Endothelial autophagy is preferentially induced in dysfunctional tumor vessels. A: Pathway enrichment analysis based on the DEGs (top 500 highly expressed genes) in endothelial cells with high- versus low-autophagy gene scores. B: Dot plot comparing the expression of autophagy-related genes in normoxic (HIF-1α-negative) versus hypoxic (HIF-1α-positive) TECs. The color scale indicates expression levels, whereas dot size reflects the percentage of samples in which the gene was detected. C and D: Multiplex immunofluorescence analysis of autophagic activity in the vasculature of hypoxic and normoxic regions in ICC tissues. CA-IX (magenta) labels hypoxic regions, CD31 (red) identifies endothelial cells in the tumor vasculature, and LC3B (green) indicates autophagic activity. The zoomed-in section highlights a specific region comparing LC3B density in the tumor vasculature between the hypoxic and normoxic areas. The corresponding mask image shows the precise localization of the LC3B puncta (autophagic vesicles) within the zoomed region. The right panel (D) presents a box plot quantifying LC3B puncta density (puncta/μm²) in TECs from hypoxic and normoxic regions, showing significantly higher autophagic activity in hypoxic areas (*P < 0.05). Scale bar = 100 μm. E and F: In vivo 3D imaging of autophagy in the zebrafish tumor xenograft vasculature. Flk-GFP (green) visualizes the vessel structure, while LC3-mCherry (red) indicates autophagy in normal brain vessels, as well as functional tumor vessels and dysfunctional tumor vessels in CT26 cells at 4 dpi.

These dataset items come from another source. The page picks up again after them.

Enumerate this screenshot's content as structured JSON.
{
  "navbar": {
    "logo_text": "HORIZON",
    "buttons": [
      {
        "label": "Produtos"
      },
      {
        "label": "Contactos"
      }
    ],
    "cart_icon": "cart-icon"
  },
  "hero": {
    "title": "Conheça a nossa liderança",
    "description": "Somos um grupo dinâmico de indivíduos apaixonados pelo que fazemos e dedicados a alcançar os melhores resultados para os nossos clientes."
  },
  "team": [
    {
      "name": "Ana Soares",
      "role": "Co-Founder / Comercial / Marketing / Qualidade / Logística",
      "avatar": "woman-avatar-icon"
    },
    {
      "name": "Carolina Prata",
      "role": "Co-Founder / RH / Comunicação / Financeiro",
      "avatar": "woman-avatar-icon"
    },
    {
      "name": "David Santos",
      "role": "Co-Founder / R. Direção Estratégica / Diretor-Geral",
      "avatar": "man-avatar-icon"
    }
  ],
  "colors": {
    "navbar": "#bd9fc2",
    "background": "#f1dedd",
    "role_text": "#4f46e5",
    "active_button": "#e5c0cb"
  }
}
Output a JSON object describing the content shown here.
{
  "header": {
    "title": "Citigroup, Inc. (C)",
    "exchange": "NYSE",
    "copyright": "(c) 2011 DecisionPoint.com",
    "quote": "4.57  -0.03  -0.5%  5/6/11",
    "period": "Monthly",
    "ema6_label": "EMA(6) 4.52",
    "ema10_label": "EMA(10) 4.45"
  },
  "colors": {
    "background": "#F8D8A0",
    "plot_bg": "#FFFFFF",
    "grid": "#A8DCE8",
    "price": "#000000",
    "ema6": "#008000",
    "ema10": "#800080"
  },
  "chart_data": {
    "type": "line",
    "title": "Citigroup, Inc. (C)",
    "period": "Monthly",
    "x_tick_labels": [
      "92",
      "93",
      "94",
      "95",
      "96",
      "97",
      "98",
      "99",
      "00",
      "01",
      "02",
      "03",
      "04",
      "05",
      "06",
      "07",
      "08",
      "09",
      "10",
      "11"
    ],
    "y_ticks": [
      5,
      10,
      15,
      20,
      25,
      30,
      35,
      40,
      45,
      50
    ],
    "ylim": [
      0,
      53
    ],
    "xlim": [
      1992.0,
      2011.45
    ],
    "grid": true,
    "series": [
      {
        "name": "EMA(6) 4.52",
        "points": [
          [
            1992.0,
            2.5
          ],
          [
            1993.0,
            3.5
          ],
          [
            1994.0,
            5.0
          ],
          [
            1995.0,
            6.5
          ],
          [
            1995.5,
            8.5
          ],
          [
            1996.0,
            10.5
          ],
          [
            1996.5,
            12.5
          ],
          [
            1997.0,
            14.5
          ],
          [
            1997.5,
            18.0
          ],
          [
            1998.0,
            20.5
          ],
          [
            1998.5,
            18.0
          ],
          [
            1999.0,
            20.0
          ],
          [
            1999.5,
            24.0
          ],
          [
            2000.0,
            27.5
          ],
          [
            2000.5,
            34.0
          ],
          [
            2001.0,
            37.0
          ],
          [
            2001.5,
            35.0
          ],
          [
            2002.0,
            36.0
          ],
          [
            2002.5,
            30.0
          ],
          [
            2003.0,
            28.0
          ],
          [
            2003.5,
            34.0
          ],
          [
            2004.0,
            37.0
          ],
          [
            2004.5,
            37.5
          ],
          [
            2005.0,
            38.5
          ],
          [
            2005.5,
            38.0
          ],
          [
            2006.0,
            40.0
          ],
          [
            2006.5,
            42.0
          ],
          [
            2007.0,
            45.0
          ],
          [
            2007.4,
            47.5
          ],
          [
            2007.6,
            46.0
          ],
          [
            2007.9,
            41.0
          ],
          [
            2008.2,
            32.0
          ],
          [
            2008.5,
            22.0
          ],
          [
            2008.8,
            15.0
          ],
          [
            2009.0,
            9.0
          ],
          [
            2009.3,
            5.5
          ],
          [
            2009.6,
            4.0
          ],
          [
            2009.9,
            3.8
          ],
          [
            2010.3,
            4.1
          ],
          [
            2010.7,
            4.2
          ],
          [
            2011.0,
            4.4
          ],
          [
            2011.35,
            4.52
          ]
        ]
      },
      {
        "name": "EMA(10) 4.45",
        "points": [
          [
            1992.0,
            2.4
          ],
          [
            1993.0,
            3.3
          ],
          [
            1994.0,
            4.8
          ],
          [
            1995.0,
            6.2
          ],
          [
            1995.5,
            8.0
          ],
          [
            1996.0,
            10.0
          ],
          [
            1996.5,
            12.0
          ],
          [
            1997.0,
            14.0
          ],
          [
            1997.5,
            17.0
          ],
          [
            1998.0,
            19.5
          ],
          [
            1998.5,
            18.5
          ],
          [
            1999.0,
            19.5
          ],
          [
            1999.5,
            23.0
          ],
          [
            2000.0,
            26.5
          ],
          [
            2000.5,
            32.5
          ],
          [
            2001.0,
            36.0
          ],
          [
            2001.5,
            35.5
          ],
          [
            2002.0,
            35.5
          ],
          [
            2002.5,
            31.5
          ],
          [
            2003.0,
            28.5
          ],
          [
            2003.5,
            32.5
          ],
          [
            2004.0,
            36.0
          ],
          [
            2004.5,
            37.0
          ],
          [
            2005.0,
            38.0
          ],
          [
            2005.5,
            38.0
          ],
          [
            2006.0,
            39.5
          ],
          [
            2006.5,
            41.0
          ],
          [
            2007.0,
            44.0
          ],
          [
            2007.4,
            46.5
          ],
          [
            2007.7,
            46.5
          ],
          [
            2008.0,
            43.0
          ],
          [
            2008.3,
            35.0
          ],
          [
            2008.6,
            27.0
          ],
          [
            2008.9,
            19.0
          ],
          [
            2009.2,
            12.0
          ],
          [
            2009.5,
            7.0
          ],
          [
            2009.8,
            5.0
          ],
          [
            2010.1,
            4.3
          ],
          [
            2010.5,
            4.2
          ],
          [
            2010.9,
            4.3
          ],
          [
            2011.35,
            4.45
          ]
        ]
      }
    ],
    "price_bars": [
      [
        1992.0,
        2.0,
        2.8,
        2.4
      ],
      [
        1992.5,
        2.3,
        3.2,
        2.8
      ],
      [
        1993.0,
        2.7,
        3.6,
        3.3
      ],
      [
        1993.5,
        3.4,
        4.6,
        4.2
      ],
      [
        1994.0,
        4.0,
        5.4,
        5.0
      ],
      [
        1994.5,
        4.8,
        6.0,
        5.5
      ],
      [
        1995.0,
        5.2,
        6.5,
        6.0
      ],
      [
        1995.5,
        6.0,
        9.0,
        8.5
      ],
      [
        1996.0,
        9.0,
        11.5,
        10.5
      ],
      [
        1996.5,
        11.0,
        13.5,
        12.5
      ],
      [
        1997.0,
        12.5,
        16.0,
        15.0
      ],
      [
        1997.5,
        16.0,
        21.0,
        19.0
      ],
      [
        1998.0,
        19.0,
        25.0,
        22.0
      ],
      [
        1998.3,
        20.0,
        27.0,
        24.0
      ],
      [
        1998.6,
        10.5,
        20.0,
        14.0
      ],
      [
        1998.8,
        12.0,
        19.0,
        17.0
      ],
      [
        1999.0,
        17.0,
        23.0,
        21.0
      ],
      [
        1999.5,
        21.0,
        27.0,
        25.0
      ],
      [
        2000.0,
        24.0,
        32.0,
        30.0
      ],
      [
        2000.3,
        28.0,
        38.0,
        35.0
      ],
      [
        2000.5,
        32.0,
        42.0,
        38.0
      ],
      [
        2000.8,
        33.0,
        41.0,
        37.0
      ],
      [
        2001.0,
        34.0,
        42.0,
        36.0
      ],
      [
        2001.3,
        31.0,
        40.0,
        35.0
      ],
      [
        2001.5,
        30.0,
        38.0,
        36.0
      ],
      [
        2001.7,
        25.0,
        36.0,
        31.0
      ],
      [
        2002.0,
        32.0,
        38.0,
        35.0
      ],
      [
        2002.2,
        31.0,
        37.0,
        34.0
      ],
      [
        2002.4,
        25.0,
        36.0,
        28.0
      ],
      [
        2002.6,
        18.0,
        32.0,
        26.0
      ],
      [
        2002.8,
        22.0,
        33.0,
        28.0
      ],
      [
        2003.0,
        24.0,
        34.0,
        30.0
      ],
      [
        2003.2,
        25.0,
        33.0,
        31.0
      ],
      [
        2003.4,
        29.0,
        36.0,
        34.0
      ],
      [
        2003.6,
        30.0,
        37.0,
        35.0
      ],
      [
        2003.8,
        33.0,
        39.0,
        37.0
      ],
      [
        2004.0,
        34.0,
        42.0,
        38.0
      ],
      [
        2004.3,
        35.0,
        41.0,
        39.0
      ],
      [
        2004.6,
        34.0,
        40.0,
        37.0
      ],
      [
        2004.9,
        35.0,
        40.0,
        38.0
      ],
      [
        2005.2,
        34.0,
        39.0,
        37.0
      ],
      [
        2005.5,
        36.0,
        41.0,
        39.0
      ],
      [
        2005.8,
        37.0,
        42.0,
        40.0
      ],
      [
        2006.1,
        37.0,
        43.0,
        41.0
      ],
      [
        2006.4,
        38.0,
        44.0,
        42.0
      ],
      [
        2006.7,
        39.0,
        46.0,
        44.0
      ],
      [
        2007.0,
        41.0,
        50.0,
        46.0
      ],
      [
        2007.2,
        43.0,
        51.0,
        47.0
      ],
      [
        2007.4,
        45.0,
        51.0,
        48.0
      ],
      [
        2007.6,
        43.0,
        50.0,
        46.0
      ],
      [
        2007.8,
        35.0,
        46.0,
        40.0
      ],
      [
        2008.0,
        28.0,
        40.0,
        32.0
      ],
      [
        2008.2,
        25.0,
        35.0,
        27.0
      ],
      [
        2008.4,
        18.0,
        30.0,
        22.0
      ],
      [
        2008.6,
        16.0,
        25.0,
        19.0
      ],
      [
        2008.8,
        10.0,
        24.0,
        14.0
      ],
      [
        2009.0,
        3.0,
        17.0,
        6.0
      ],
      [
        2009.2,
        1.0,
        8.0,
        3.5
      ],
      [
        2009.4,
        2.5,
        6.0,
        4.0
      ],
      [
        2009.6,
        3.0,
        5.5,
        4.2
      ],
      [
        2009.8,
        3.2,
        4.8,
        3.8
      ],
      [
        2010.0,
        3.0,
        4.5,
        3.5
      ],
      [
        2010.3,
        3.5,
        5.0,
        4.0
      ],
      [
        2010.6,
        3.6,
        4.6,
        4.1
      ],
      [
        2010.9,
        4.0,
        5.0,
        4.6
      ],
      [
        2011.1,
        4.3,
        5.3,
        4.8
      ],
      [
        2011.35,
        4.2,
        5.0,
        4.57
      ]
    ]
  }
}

Quantification of autophagic puncta showed a significant increase in dysfunctional tumor vessels compared to that in normal and functional vessels (***P < 0.001). Scale bar = 50 μm. G: Discrimination between autophagic and perfused endothelia in B16-F10 melanoma mouse tumor xenografts. Double immunostaining for CD31 (red) and LC3B (white) was used to label the endothelial cells and autophagy, respectively, with DAPI (blue) counterstaining of the nuclei. Perfused vessels were detected using fluorescein isothiocyanate (FITC)-dextran angiography (green). Autophagic endothelium (LC3B⁺ CD31⁺) was predominantly observed in non-perfused tumor vessels, with minimal overlap between FITC-dextran-positive (perfused) vessels and autophagic cells. Scale bar = 100 μm.